The ISS has been inhabited since 2000 — a decade of humans continuously living and working in space. As on previous expeditions, in addition to space walks and their specific responsibilities, Caldwell Dyson and her fellow crew members will be kept busy doing chores. As mundane as it sounds, even on a space station, common areas need to be cleaned, surfaces decontaminated with disinfectant, air ducts vacuumed, filters cleaned, water purity checks conducted, air leaks found, computers rebooted and air circulation fans checked. At home, a forgotten chore is a minor inconvenience. On the space station, it can mean life or death.
In addition to chores, drills or science, Caldwell Dyson and the other crew members must complete two exercise sessions a day — for a total of up to three hours — to keep muscle, bone and circulatory systems from atrophying.

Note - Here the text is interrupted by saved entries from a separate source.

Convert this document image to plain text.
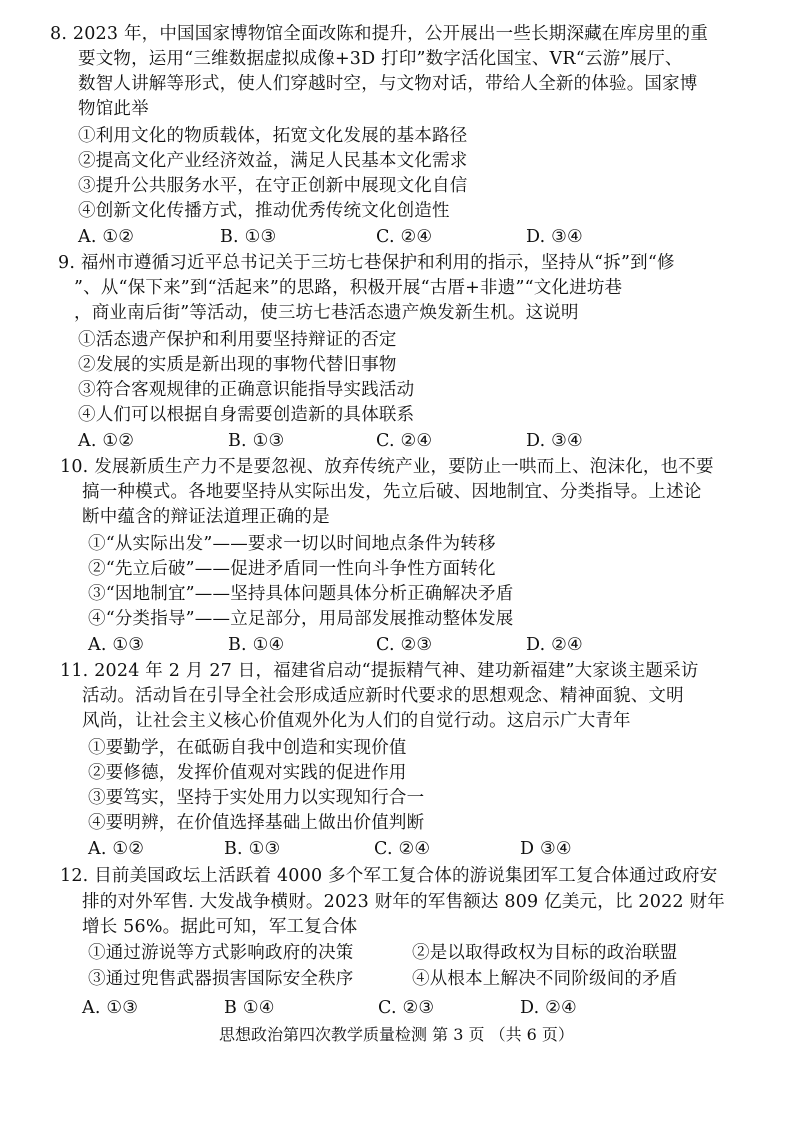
8. 2023 年，中国国家博物馆全面改陈和提升，公开展出一些长期深藏在库房里的重
要文物，运用“三维数据虚拟成像+3D 打印”数字活化国宝、VR“云游”展厅、
数智人讲解等形式，使人们穿越时空，与文物对话，带给人全新的体验。国家博
物馆此举
①利用文化的物质载体，拓宽文化发展的基本路径
②提高文化产业经济效益，满足人民基本文化需求
③提升公共服务水平，在守正创新中展现文化自信
④创新文化传播方式，推动优秀传统文化创造性
A. ①②	B. ①③	C. ②④	D. ③④
9. 福州市遵循习近平总书记关于三坊七巷保护和利用的指示，坚持从“拆”到“修
”、从“保下来”到“活起来”的思路，积极开展“古厝+非遗”“文化进坊巷
，商业南后街”等活动，使三坊七巷活态遗产焕发新生机。这说明
①活态遗产保护和利用要坚持辩证的否定
②发展的实质是新出现的事物代替旧事物
③符合客观规律的正确意识能指导实践活动
④人们可以根据自身需要创造新的具体联系
A. ①②	B. ①③	C. ②④	D. ③④
10. 发展新质生产力不是要忽视、放弃传统产业，要防止一哄而上、泡沫化，也不要
搞一种模式。各地要坚持从实际出发，先立后破、因地制宜、分类指导。上述论
断中蕴含的辩证法道理正确的是
①“从实际出发”——要求一切以时间地点条件为转移
②“先立后破”——促进矛盾同一性向斗争性方面转化
③“因地制宜”——坚持具体问题具体分析正确解决矛盾
④“分类指导”——立足部分，用局部发展推动整体发展
A. ①③	B. ①④	C. ②③	D. ②④
11. 2024 年 2 月 27 日，福建省启动“提振精气神、建功新福建”大家谈主题采访
活动。活动旨在引导全社会形成适应新时代要求的思想观念、精神面貌、文明
风尚，让社会主义核心价值观外化为人们的自觉行动。这启示广大青年
①要勤学，在砥砺自我中创造和实现价值
②要修德，发挥价值观对实践的促进作用
③要笃实，坚持于实处用力以实现知行合一
④要明辨，在价值选择基础上做出价值判断
A. ①②	B. ①③	C. ②④	D ③④
12. 目前美国政坛上活跃着 4000 多个军工复合体的游说集团军工复合体通过政府安
排的对外军售. 大发战争横财。2023 财年的军售额达 809 亿美元，比 2022 财年
增长 56%。据此可知，军工复合体
①通过游说等方式影响政府的决策	②是以取得政权为目标的政治联盟
③通过兜售武器损害国际安全秩序	④从根本上解决不同阶级间的矛盾
A. ①③	B ①④	C. ②③	D. ②④
思想政治第四次教学质量检测 第 3 页 （共 6 页）
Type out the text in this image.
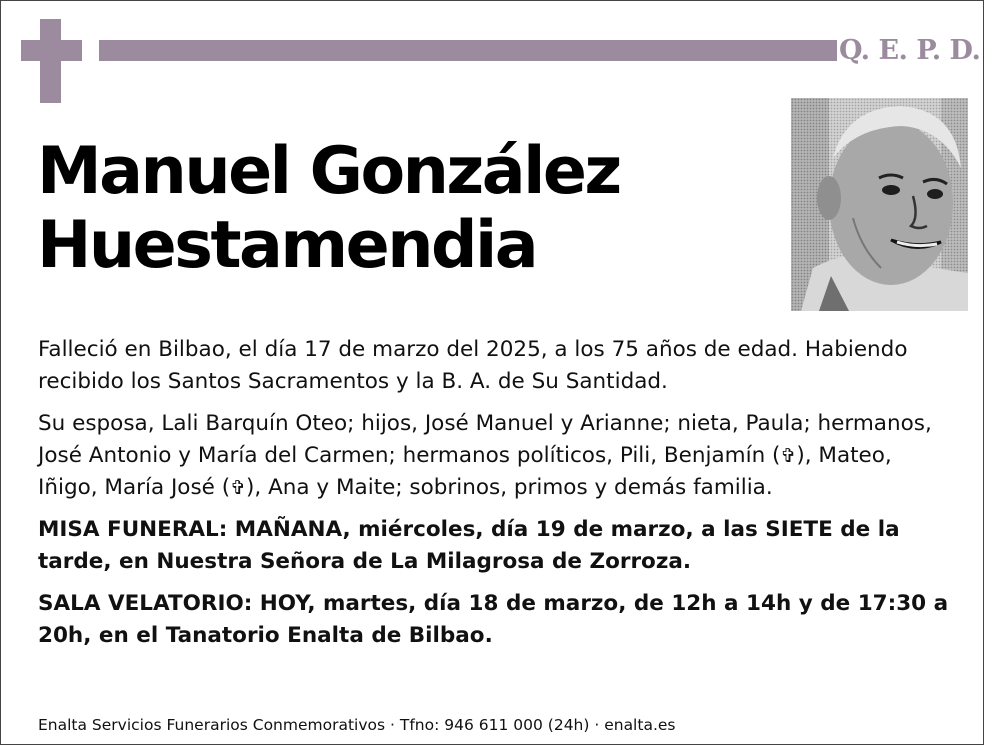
Q. E. P. D.
Manuel González
Huestamendia

Falleció en Bilbao, el día 17 de marzo del 2025, a los 75 años de edad. Habiendo recibido los Santos Sacramentos y la B. A. de Su Santidad.

Su esposa, Lali Barquín Oteo; hijos, José Manuel y Arianne; nieta, Paula; hermanos, José Antonio y María del Carmen; hermanos políticos, Pili, Benjamín (✞), Mateo, Iñigo, María José (✞), Ana y Maite; sobrinos, primos y demás familia.

MISA FUNERAL: MAÑANA, miércoles, día 19 de marzo, a las SIETE de la tarde, en Nuestra Señora de La Milagrosa de Zorroza.

SALA VELATORIO: HOY, martes, día 18 de marzo, de 12h a 14h y de 17:30 a 20h, en el Tanatorio Enalta de Bilbao.

Enalta Servicios Funerarios Conmemorativos · Tfno: 946 611 000 (24h) · enalta.es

In September, Caldwell Dyson and her fellow cosmonauts will climb back into the capsule on which they arrived, release the restraints that allow springs to push it slowly away from the ISS and toward Earth 240 miles below. A video of a soyuz capsule's return from space is available.
As it approaches the atmosphere, the capsule will initiate a prolonged burn to slow the descent. The capsule separates from the service module, then rotates, turning its blunt, heat-shielded end toward Earth. With its descent slowed, the capsule will deploy parachutes. A meter from the ground, a final rocket blast brings the capsule almost to a halt as it touches down on the grassy Kazakhstan plains, mission accomplished.